Она сжалась, стало тревожно. Она не знала, что ответить, он — что посоветовать ей. Они молчали в темноте его комнаты, будто что-то решалось, но, собственно, ничего не решалось, все было уже решено.
— Ты покажешь мне свои стихи? — спросила она.
— Откуда ты знаешь про стихи? — спросил бессмертный Шурка.
— Все говорят.
— Я никогда не покажу тебе свои стихи, потому что это не стихи.
— А что же?
— Если бы я знал! Это цифры, слова, понятия, попытки летосчислении, только не стихи, это обрывки всего, что движется и летит в мою сторону, я даже не ловлю это, а пристраиваюсь, и мы летим вместе.
Она сказала сочувственно:
— Мне кажется, ты способен очень-очень заблуждаться.
Бессмертный Шурка хотел сказать этой серьезной светлоглазой гимназистке, что ни на что другое он и не способен, но ему так не хотелось, чтобы она его осуждала.
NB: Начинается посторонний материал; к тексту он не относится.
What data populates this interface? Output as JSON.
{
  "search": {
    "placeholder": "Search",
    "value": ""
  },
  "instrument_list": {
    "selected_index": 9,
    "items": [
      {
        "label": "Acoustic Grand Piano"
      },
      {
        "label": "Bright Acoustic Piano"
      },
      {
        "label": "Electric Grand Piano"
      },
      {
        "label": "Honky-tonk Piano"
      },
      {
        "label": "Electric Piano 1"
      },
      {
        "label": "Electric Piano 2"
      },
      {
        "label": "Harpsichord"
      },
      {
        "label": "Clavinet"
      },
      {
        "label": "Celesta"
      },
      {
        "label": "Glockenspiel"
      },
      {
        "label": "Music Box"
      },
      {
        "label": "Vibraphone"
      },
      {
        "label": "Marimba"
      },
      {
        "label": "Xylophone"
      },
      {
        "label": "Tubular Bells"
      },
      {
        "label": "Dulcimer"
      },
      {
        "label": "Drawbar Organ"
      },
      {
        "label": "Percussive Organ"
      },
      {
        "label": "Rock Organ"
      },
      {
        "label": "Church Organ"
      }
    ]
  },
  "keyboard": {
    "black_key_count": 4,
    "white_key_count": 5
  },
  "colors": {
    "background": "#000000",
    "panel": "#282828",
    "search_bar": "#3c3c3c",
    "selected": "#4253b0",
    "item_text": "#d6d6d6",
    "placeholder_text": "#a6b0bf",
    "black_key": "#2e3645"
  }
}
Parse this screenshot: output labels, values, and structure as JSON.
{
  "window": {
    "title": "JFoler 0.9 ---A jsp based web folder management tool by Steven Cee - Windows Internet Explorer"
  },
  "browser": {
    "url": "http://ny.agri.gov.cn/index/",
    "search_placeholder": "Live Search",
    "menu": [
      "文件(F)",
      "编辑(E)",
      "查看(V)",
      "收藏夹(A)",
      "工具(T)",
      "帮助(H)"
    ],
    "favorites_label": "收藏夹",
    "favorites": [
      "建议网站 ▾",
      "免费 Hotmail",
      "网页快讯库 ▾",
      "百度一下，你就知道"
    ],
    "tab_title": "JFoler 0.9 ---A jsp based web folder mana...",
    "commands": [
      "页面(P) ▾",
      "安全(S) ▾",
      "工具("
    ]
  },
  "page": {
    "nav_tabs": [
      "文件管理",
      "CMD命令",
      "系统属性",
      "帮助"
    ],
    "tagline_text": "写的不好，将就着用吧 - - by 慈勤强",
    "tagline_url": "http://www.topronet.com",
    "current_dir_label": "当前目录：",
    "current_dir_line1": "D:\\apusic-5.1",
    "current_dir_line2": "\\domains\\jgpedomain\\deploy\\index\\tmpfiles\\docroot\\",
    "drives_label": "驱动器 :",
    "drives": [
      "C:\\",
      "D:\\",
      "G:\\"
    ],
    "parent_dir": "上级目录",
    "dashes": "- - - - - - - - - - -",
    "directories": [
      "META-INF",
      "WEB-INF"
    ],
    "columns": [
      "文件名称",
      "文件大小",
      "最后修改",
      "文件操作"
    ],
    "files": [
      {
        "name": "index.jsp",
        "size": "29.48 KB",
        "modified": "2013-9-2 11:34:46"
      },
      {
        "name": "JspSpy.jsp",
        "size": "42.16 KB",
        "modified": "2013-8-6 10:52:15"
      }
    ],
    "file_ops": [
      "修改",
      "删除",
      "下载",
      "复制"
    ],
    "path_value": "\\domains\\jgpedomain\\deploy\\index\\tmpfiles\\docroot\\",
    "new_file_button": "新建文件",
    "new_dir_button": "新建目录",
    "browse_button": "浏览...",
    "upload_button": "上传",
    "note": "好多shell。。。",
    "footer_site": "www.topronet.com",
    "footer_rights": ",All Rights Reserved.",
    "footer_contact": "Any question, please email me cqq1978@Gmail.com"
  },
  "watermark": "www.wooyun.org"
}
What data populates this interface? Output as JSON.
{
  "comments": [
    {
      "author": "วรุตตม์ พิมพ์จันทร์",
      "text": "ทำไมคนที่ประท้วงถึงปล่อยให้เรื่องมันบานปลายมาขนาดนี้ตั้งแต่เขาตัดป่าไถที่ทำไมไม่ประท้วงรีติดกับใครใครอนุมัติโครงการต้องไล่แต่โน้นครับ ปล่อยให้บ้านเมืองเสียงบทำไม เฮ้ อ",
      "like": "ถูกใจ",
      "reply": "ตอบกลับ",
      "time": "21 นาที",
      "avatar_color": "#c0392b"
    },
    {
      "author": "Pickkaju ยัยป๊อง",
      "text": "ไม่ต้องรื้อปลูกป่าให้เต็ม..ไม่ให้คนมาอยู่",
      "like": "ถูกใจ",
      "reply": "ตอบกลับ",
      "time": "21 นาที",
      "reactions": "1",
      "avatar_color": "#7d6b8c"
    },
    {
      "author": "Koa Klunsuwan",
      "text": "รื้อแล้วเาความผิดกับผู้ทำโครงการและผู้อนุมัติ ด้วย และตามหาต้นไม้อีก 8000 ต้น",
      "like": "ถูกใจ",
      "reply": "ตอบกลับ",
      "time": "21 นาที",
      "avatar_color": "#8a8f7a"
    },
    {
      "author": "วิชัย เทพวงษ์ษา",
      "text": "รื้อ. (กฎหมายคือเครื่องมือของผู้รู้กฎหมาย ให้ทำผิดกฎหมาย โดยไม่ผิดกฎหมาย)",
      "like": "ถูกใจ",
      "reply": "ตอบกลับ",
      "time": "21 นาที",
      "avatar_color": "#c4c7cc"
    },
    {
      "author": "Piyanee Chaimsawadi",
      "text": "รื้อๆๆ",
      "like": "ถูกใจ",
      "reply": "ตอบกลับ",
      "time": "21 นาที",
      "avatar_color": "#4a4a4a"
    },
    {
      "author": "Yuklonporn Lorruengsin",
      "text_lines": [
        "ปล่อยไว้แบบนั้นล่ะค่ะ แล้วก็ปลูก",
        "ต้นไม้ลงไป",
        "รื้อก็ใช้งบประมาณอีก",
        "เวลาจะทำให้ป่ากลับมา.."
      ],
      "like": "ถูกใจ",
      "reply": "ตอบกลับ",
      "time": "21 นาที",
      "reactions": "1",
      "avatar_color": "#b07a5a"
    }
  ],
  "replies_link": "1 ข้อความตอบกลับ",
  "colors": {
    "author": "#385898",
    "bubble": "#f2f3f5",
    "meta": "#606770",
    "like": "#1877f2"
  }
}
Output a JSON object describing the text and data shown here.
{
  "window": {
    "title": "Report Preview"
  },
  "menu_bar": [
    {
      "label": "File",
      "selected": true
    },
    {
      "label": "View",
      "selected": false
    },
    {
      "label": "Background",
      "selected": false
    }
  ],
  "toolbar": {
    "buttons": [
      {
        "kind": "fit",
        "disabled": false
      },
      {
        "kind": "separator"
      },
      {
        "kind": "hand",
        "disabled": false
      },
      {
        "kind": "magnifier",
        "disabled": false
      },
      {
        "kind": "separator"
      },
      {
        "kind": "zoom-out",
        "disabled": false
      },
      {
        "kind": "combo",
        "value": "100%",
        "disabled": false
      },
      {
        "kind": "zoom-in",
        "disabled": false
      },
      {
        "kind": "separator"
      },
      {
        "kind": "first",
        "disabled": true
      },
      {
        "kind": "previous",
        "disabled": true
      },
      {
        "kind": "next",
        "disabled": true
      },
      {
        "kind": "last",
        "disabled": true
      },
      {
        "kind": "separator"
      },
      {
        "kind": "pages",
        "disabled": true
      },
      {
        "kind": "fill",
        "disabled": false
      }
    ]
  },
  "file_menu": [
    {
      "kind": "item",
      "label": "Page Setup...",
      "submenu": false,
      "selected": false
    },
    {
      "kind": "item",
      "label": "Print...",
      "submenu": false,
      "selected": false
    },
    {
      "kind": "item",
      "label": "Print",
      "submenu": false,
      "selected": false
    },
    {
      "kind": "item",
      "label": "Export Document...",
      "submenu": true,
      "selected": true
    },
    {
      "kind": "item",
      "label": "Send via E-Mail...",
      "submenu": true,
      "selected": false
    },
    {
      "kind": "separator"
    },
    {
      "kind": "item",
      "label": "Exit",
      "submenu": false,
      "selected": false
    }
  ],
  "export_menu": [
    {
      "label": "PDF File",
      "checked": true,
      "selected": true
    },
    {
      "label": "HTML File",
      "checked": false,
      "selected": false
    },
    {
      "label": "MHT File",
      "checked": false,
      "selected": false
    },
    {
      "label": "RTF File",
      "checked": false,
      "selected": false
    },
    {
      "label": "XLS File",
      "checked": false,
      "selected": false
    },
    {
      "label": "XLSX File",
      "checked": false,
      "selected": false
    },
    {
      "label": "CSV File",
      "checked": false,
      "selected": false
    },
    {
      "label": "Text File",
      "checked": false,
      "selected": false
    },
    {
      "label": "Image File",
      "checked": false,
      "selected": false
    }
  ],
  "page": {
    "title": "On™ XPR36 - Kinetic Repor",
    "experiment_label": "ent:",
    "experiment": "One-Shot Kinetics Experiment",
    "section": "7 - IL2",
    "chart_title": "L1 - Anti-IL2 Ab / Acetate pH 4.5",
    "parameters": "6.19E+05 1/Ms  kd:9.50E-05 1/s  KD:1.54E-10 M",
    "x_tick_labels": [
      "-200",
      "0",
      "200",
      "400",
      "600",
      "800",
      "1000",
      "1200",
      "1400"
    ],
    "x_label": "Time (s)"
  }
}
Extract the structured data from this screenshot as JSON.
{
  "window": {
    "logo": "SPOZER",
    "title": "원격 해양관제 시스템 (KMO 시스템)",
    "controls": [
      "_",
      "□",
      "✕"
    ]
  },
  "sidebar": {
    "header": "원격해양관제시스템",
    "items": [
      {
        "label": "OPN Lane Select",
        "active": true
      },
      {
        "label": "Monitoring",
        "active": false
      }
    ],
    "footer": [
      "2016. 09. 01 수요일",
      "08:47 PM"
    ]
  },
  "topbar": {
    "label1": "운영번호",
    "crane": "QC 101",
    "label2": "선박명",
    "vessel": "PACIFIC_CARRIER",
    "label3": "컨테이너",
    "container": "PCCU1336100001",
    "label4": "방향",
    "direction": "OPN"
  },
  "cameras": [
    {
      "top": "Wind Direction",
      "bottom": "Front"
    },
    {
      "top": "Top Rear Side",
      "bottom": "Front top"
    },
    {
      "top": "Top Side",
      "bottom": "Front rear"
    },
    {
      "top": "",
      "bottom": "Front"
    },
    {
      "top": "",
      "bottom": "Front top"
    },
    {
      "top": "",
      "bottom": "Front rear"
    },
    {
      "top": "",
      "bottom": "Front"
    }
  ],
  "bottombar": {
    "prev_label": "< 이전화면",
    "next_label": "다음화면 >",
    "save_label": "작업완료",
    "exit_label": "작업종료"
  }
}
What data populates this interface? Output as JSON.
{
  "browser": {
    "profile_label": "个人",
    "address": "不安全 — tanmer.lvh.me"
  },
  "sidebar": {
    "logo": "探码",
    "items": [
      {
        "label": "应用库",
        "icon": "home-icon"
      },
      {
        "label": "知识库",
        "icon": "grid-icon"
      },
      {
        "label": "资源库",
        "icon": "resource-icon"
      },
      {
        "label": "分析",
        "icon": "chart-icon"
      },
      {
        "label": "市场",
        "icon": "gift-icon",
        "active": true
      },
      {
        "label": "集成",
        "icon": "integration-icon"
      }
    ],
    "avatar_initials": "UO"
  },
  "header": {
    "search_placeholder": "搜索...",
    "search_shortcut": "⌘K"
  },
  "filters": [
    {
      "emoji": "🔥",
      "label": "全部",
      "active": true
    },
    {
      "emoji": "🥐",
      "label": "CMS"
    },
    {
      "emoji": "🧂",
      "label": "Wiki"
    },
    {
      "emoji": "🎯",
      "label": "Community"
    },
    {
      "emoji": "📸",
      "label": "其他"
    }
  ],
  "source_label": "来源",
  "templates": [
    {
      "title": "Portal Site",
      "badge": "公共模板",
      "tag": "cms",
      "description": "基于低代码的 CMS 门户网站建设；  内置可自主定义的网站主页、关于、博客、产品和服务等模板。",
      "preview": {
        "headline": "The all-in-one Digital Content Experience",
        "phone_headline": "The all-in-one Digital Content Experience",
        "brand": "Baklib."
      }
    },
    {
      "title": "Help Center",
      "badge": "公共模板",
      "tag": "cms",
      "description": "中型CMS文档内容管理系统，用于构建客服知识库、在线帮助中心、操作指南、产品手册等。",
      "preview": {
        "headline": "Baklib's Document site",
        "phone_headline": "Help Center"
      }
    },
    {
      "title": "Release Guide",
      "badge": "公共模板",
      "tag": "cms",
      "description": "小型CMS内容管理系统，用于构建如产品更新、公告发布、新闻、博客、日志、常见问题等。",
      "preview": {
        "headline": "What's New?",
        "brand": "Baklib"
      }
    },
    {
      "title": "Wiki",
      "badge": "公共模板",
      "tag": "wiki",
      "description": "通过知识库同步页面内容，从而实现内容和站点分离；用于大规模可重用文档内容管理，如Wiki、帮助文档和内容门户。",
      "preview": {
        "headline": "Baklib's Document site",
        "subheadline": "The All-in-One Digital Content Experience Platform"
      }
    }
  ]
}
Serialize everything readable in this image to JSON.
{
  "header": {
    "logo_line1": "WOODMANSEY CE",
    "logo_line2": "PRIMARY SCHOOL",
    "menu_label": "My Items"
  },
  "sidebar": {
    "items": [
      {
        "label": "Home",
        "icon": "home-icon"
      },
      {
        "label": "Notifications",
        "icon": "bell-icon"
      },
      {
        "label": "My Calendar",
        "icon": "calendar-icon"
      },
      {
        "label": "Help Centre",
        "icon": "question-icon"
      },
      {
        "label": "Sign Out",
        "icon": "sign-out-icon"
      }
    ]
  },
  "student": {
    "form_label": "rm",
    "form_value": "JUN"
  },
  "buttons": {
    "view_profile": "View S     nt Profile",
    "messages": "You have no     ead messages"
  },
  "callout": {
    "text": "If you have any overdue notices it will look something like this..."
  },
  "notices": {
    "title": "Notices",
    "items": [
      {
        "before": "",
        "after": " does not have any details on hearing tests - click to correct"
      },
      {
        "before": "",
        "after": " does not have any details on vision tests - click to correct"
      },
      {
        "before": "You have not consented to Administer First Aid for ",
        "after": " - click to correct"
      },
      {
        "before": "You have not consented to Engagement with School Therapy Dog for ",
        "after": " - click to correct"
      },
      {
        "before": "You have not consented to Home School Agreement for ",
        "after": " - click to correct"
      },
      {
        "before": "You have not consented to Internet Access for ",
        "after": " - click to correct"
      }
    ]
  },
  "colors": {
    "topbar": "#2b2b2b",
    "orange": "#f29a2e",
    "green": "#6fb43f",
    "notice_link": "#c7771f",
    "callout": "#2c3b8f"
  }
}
Он готов был извлечь из себя горсточку глаголов и развеять по ветру, готов был отказаться от стихов, потому что с ее появлением, возможно, все только и начиналось.
— Ты хочешь быть поэтом? — спросила она.
— Нет, я хочу стать горьким пьяницей.
— Я серьезно.
— И я серьезно, только, вероятно, есть мера, больше которой я не выпью, черта, за которую не перейду.
— Почему ты всегда говоришь со мной несерьезно? Может быть, ты не уважаешь меня?
«Дура, — хотелось сказать ему. — Конечно же, я тебя не уважаю, но я тебя люблю. Люблю до тех пор, пока ты не станешь похожа на всех других, до тех пор, пока не перестанешь относиться ко мне серьезно, потому что нет ни одного человека в мире, который относится ко мне серьезно. Зачем тебе это нужно, не знаю. Но, очевидно, ты веришь в ценности и мой духовный бред считаешь ценностью. Я не знаю, хочу ли я тебя, я мог бы жить с тобой, как сторож при портрете — охранять и смотреть. Твоя строгая красота, безукоризненные глаза взирали бы на меня с портрета, на меня, завалящего мужичонку с берданкой в руке, чтобы портрет не тронули и не украли, а я был бы горд, что сподобился такой чести и вот пригрелся рядышком, а ты взираешь. Я был бы горд знать, что вечность любит меня, и, значит, я не брошен Богом в этом мире. Я знаю свое место. Возможно, я и сам бы стал другим, нет, наверное, не стал бы, но надеялся, что стану, потому что рядом со мной идеальное. Нет, идеальное среднего рода, надо сказать — идеальная, но это идиотство; какая же она идеальная, если я ей нравлюсь? Можно сказать: мой идеал рядом со мной, но это было бы как-то уже совсем провинциально и глупо. Отказаться, что ли, от слова „идеал“, сказать „твоя красота“, но тогда версия с портретом отпадет, красота бывает разной».
— Ты очень-очень симпатичная, — сказал бессмертный Шурка.
Она взглянула на него благодарно.
Вообще-то встреча эта была, не надо отрицать, что встреча была и грозила перейти в привязанность, не надо отрицать, что вообще случаются такие встречи, которые во что-то такое переходят.
Вот она и спросила:
— Ты будешь со мной долго, да?
Он растерялся. Что значит «долго»? Всегда? Но он не знал, что такое «всегда» и будет ли он сам всегда. До вечера? Но он не знал точно, что значит «вечер» и чем он хуже или лучше дня. Его опять ставили в тупик вопросами про Время. А когда звучали такие вопросы, ему все хотелось послать к черту, потому что он не был философом, чтобы рассуждать о них отстраненно, он был просто человек, иногда задающий вопросы, и это должны быть нормальные вопросы, на которые есть ответы.
А тут его спрашивали про Время, которое, несомненно, присутствовало в его жизни и которое нельзя было ни потрогать, ни увидеть.
А может быть, Время тоже было женщиной, и тогда было бы легче, гораздо легче, его можно было бы взять в руки, в него можно было бы войти и пусть вернуться ни с чем, но быть уверенным, что оно существует.
Ничего этого он ей не сказал, «с черного хода, леди, в мою душу, только с черного хода». Но он задумался.